Generally, the city was mildly cranky but well-behaved. A populace that had absorbed 9/11 didn't even begin to let this get under their skin. People grumped and groaned and seemed pretty well behaved overall and as it was eloquently by one: at least it's not a tragedy. In other words, it's not a terrorist attack, the grim fear that breathes in the city every day.

People seemed pretty evenly divided as to who were the bad guys, the Union or the MTA [Metropolitan Transit Authority]. Neither group looks very good to me. The MTA has been under scrutiny by everyone since rates were raised and there seemed to be some shuffling of dollars [in the billions]. The Union looks intransigent about what many New Yorkers seem to think of as a good deal. If anything got under the city's skin, it was the insistence that 55 remain the retirement age. In a world where everyone I know is wondering if they will EVER be able to retire, getting out at 55 with 50% of your last year's salary seemed to be a bit too much of a good thing.

The following morning, Mayor Bloomberg was back on the Bridge and day two had begun, crankiness up and good behavior slightly down; temperatures were down, too, and wind was up, making the morning walk even brisker than the day before.

The PATH train [the one that marries New York City and New Jersey] actually runs from the World Trade Center site up to Herald Square [who knew?]. By Tuesday, this secret was out and the PATH folks had systemized the entrance at the WTC site and controlled the chaos in order to prevent unnecessary trips out to New Jersey. As I descended on Tuesday, it was eerie to be descending into “the pit' as I cannot shake the cold which enters my bones there and which has nothing to do with temperature.

According to Mr. Bloomberg the strike is costing the city at least a billion dollars and is particularly hard on small business owners who make up to 50% of their yearly revenue in December.

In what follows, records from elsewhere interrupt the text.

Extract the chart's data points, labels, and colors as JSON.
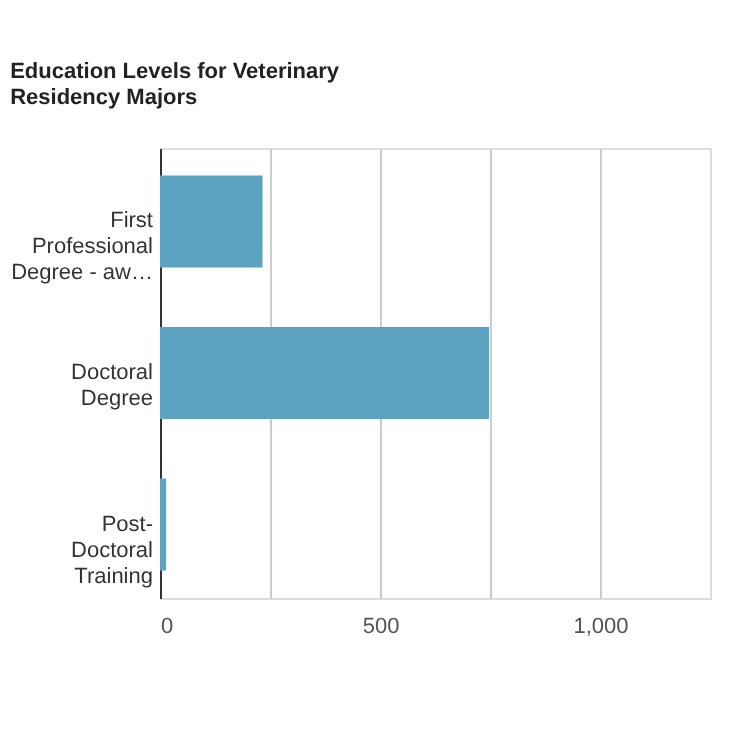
{
  "chart_data": {
    "type": "bar",
    "orientation": "horizontal",
    "title": "Education Levels for Veterinary Residency Majors",
    "categories": [
      "First Professional Degree - aw…",
      "Doctoral Degree",
      "Post-Doctoral Training"
    ],
    "values": [
      233,
      748,
      14
    ],
    "color": "#5ba3c0",
    "xlim": [
      0,
      1250
    ],
    "xticks": [
      0,
      {
        "value": 250,
        "label": null
      },
      500,
      {
        "value": 750,
        "label": null
      },
      {
        "value": 1000,
        "label": "1,000"
      }
    ],
    "grid": "x"
  }
}
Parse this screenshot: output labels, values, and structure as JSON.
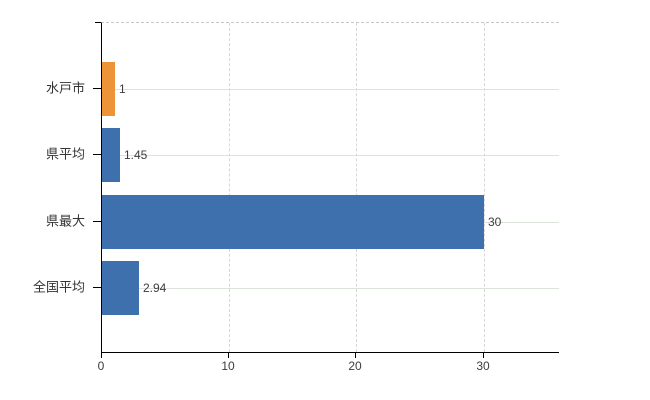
{
  "chart_data": {
    "type": "bar",
    "orientation": "horizontal",
    "title": "",
    "xlabel": "",
    "ylabel": "",
    "categories": [
      "水戸市",
      "県平均",
      "県最大",
      "全国平均"
    ],
    "values": [
      1,
      1.45,
      30,
      2.94
    ],
    "value_labels": [
      "1",
      "1.45",
      "30",
      "2.94"
    ],
    "bar_colors": [
      "#ED9438",
      "#3E70AD",
      "#3E70AD",
      "#3E70AD"
    ],
    "xlim": [
      0,
      36
    ],
    "xticks": [
      0,
      10,
      20,
      30
    ],
    "xtick_labels": [
      "0",
      "10",
      "20",
      "30"
    ],
    "grid": true,
    "legend": false,
    "highlight_color": "#ED9438",
    "default_bar_color": "#3E70AD"
  },
  "colors": {
    "background": "#ffffff",
    "axis": "#000000",
    "text": "#3c3c3c",
    "grid_horizontal": "#dbe3db",
    "grid_vertical": "#d6d6d6",
    "plot_top_border": "#c6c6c6"
  }
}
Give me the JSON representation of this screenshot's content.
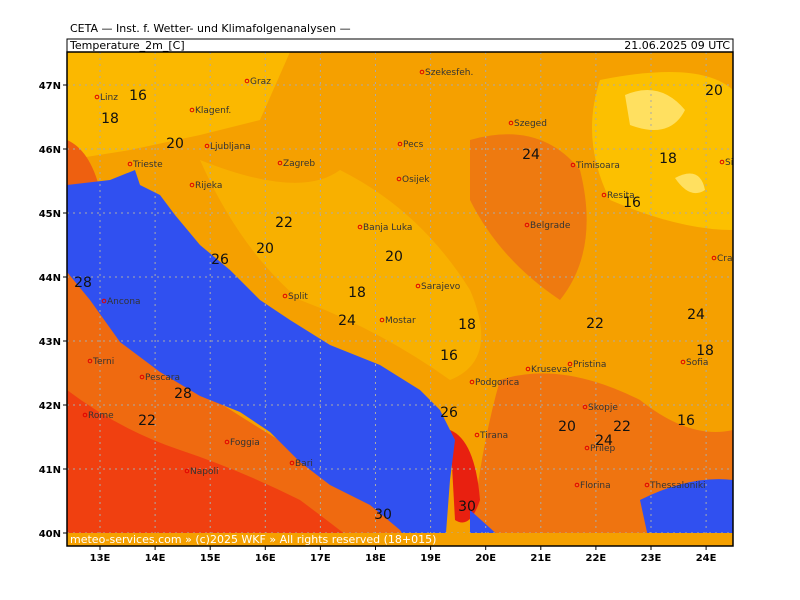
{
  "header": {
    "title": "CETA — Inst. f. Wetter- und Klimafolgenanalysen —"
  },
  "panel": {
    "title": "Temperature_2m_[C]",
    "date": "21.06.2025 09 UTC"
  },
  "footer": "meteo-services.com » (c)2025 WKF » All rights reserved (18+015)",
  "lat_labels": [
    "47N",
    "46N",
    "45N",
    "44N",
    "43N",
    "42N",
    "41N",
    "40N"
  ],
  "lon_labels": [
    "13E",
    "14E",
    "15E",
    "16E",
    "17E",
    "18E",
    "19E",
    "20E",
    "21E",
    "22E",
    "23E",
    "24E"
  ],
  "cities": [
    "Linz",
    "Graz",
    "Szekesfeh.",
    "Klagenf.",
    "Szeged",
    "Pecs",
    "Ljubljana",
    "Zagreb",
    "Timisoara",
    "Osijek",
    "Sibiu",
    "Trieste",
    "Rijeka",
    "Resita",
    "Banja Luka",
    "Belgrade",
    "Craiova",
    "Sarajevo",
    "Ancona",
    "Split",
    "Mostar",
    "Pristina",
    "Sofia",
    "Terni",
    "Pescara",
    "Podgorica",
    "Krusevac",
    "Rome",
    "Skopje",
    "Tirana",
    "Foggia",
    "Prilep",
    "Bari",
    "Napoli",
    "Florina",
    "Thessaloniki"
  ],
  "contour_labels": [
    16,
    18,
    20,
    20,
    24,
    18,
    16,
    22,
    20,
    20,
    26,
    18,
    24,
    18,
    22,
    24,
    16,
    18,
    28,
    26,
    20,
    22,
    24,
    16,
    22,
    28,
    30,
    30
  ]
}
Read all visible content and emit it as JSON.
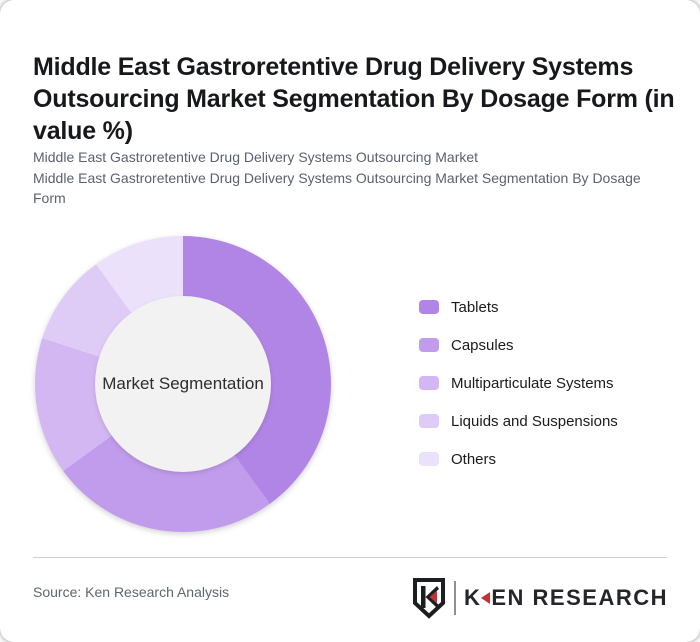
{
  "header": {
    "title": "Middle East Gastroretentive Drug Delivery Systems Outsourcing Market Segmentation By Dosage Form (in value %)",
    "subtitle_line1": "Middle East Gastroretentive Drug Delivery Systems Outsourcing Market",
    "subtitle_line2": "Middle East Gastroretentive Drug Delivery Systems Outsourcing Market Segmentation By Dosage Form"
  },
  "chart_data": {
    "type": "pie",
    "subtype": "donut",
    "unit": "value %",
    "center_label": "Market Segmentation",
    "start_angle_deg": 0,
    "direction": "clockwise",
    "legend_position": "right",
    "hole_color": "#f2f2f2",
    "series": [
      {
        "name": "Tablets",
        "value": 40,
        "color": "#b185e5"
      },
      {
        "name": "Capsules",
        "value": 25,
        "color": "#c19cec"
      },
      {
        "name": "Multiparticulate Systems",
        "value": 15,
        "color": "#d3b7f2"
      },
      {
        "name": "Liquids and Suspensions",
        "value": 10,
        "color": "#dfccf6"
      },
      {
        "name": "Others",
        "value": 10,
        "color": "#ebe1fa"
      }
    ]
  },
  "footer": {
    "source": "Source: Ken Research Analysis",
    "logo": {
      "shield_letter": "K",
      "brand_first_letter": "K",
      "brand_rest": "EN RESEARCH",
      "accent_color": "#c53030",
      "text_color": "#24262c"
    }
  }
}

Once into mid-town, walking is easy it's just getting to mid-town could take four hours.

As I write this, they're declaring a truce and it appears the TWU will go back to work while negotiations proceed having a judge declare the strike illegal and rumors of union arrests had little to do with the breakthrough, I'm sure; it is after all, the time of good will to all men.

What has continued to amaze me and continues to enhance my respect for New York is the general good grace with which everyone accepted and adapted. The resilience of this living organism called "The Big Apple" amazes me and occasionally gives me some hope for the human race.